O filme é uma poderosa tour de force de actuação e de organização cénica, onde vamos compreendendo, através de monólogos extremamente bem escritos, o íntimo destas personagens (talvez o melhor argumento do ano a par do de ‘Grand Budapest Hotel’). Claro que Iñarritu não consegue resistir à tentação de apimentar estes monólogos com tácticas cinematográficas para parecerem melhores do que são. Com tão bons actores secundários neste filme, vemos constantemente as nomeações nas cerimónias de prémios a irem apenas para Emma Stone. Porquê? Porque no seu monólogo fulcral a câmara está a dez centímetros do seu rosto e não há um único corte em mais de dois minutos! Mas porque quer monólogos quer actores são bons, perdoamos a ofensa.
Interagindo com as várias personagens à vez, Riggan vai-se afundando cada vez mais emocional e psicologicamente, à medida que nos aproximamos do dia da estreia. O seu arco emocional é soberbo e a forma como a sua personalidade Birdman (que obviamente representa a ilusão da celebridade) começa a tomar conta dele é magnífica, provocando algumas sequências fantasiosas. Ao mesmo tempo, o filme vai-se desviando apenas levemente para uma ou outra história secundária, como por exemplo a relação que começa a surgir entre Emma Stone e Edward Norton. Mas numa manobra de mestre, e com incrível subtileza, o filme reverte isso para o ponto de vista de Riggan, tal como faz com todos os restantes eventos. Tudo contribui para o clímax da personagem (e do filme), em acções que se vão acumulando lentamente, até o copo inevitavelmente transbordar, com um estrondo. Em que altura? Obviamente, na noite de estreia.
O filme mistura este retrato credível e profundo das personagens, esta fantástica edificação argumental, com momentos de comédia negra e uma crítica acutilante, mas nunca azeda, aos lugares comuns da indústria cinematográfica, das suas estrelas e da fama instantânea dos dias de hoje através da internet. No início chamei a ‘Birdman’ uma semi-sátira, precisamente porque esta vertente crítica está pouco explorada. Iñarritu não consegue, mesmo perante um drama muito bem construído, lagar o inerente comercialismo nem morder a mão que o alimenta. A crítica é sempre soft, bem como as bocas diversas a George Clooney ou Robert Downey Jr, por exemplo. São piadas inofensivas para o público sorrir. A paródia ao twitter, ao facebook e ao youtube (por exemplo na cena hilariante em que Riggan fica preso, em cuecas, na rua e tem que dar a volta ao quarteirão para voltar a entrar no teatro), é também muito superficial e ironicamente (ou não) foram coisas como estas que ajudaram a alimentar o sucesso do próprio filme. Quando a crítica de teatro faz um longo monólogo a acusar as estrelas dos blockbusters de Hollywood de não serem actores verdadeiros, até podia parecer que o filme estava a tocar um ponto muito sensível. Mas como resposta, Michael Keaton debita um longo monólogo, muito mais espectacular (ou filmado para o ser), a denunciar todos os críticos, de cinema e de teatro, como artistas falhados, convencidos e amargurados. No final da cena, quem sai por cima é o actor, e não o crítico, e o público aplaude (e alguns críticos mais auto-conscientes também!).

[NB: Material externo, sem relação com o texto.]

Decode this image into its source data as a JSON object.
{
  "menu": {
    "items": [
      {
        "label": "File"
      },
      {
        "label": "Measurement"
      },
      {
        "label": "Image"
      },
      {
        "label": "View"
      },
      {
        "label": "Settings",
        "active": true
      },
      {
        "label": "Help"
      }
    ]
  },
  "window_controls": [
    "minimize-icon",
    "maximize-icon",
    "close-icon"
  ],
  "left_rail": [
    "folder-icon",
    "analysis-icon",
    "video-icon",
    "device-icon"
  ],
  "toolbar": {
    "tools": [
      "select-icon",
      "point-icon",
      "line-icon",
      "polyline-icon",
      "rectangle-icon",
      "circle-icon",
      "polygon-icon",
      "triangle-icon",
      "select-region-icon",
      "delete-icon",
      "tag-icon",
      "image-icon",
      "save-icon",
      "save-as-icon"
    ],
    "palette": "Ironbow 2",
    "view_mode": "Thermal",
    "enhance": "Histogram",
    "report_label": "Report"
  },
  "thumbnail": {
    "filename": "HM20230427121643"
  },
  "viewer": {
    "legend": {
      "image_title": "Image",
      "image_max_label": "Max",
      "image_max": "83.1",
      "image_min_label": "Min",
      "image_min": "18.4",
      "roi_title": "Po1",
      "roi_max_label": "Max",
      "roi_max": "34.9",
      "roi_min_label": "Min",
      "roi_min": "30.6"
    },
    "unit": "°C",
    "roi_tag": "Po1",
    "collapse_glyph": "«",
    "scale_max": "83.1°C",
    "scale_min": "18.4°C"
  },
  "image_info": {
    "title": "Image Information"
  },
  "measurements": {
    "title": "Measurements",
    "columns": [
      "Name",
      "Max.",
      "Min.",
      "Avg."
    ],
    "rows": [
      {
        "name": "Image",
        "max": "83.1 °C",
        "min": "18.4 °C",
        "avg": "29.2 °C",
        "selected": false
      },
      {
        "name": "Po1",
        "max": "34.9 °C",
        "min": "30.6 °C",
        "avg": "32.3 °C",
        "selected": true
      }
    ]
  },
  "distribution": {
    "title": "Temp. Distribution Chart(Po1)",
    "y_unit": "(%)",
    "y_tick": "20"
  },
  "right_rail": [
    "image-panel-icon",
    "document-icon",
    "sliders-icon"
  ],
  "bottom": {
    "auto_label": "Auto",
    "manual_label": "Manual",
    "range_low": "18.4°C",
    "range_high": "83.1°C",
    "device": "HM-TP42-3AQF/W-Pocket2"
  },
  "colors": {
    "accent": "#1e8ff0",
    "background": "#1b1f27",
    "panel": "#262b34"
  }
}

Do mesmo modo, o final do filme, mais dramático à primeira vista do que acaba por ser, é totalmente comercial, afastando-se dos finais pungentes de ‘A Double Life’, ‘The Dresser ou ‘Black Swan’, para atingir uma moral que está taco a taco com a de ‘Scream 4’ (2011). Ou seja, a fama de tablóide poderá ser suficiente para curar um espírito quebrado e obter a redenção. Acho que nem o final aberto consegue afastar esta moral dúbia, o que poderá ser uma crítica simpática à indústria, mas não abona muito em favor da personagem de Riggan e da soberba construção de que foi alvo ao longo de todo o filme.
Pessoalmente, não gostei mesmo nada do final, nem da sua moral. Por outro lado, exceptuando o final, pouco encontrei que pudesse criticar em ‘Birdman’. Filme ‘musical ou comédia’ (como estava inscrito nos Globos de Ouro) é que não é de certeza, mas para um drama humano e íntimo sobre os bastidores do teatro, é um filme extremamente bem conseguido. E mais, nesta era moderna, ‘Birdman’ destaca-se por ser diferente. Diferente da estrutura clássica que têm os usuais filmes nomeados para estas cerimónias de prémios. E isso é óptimo, pois ao ver o filme, sente-se o sabor desse ar fresco, dessa irreverência, que apesar de truncada pelas convenções, realmente existe.
Talvez haja mais filmes como ‘Birdman’ por aí, mas estão do lado dos ‘filmes independentes’, e não têm uma distribuição alargada nem um exacerbado mediatismo. ‘Birdman’ convence e é um justo vencedor das actuais cerimónias de prémios pois consegue apontar para ambos os públicos; o mais comercial, com os seus momentos de sátira e com as suas piadas à indústria e às estrelas que todos podem perceber; e o mais cinéfilo, com a sua forte mestria técnica, a sua estrutura bem erguida e as suas fortes actuações. Que venham os Óscares e que Michael Keaton ganhe finalmente o reconhecimento que merece. E que Iñarritu faça mais filmes como este, e menos como ‘Babel’.
Ah, e quase me esquecia. Aquela banda sonora quase toda em bateria… chega a ser pesada, chega a ser enervante, chega a ser dinâmica, mas parece sempre, propositadamente, descompassada em relação à imagem. Uma opção estranha e ousada, que parece ser o equivalente ao drumroll antes de uma piada, e o bater de pratos na punchline…
Caro Mike, acho que tens de ver o Biutiful embora também acho que não te fará mudar a opinião sobre o Iñarritu. Em Biutiful e Birdman os argumentos já não são escritos por Guillermo Arriaga e essa parece-me a grande diferença. Acho os solos de bateria acompanhados dos guião do Câmara (para fazer o take unico) geniais e a inquietação que transmitem colocam o espectador no centro da narrativa. Convidar o Michael Keaton para este filme e mostrar do que ele é capaz, para mim, é a grande critica que o filme faz. Eu só alterava uma cena, no final aparecia o Antonio Sanchez a tocar um solo de bateria com os créditos no plano principal. Bom Trabalho! Continua.Abraço.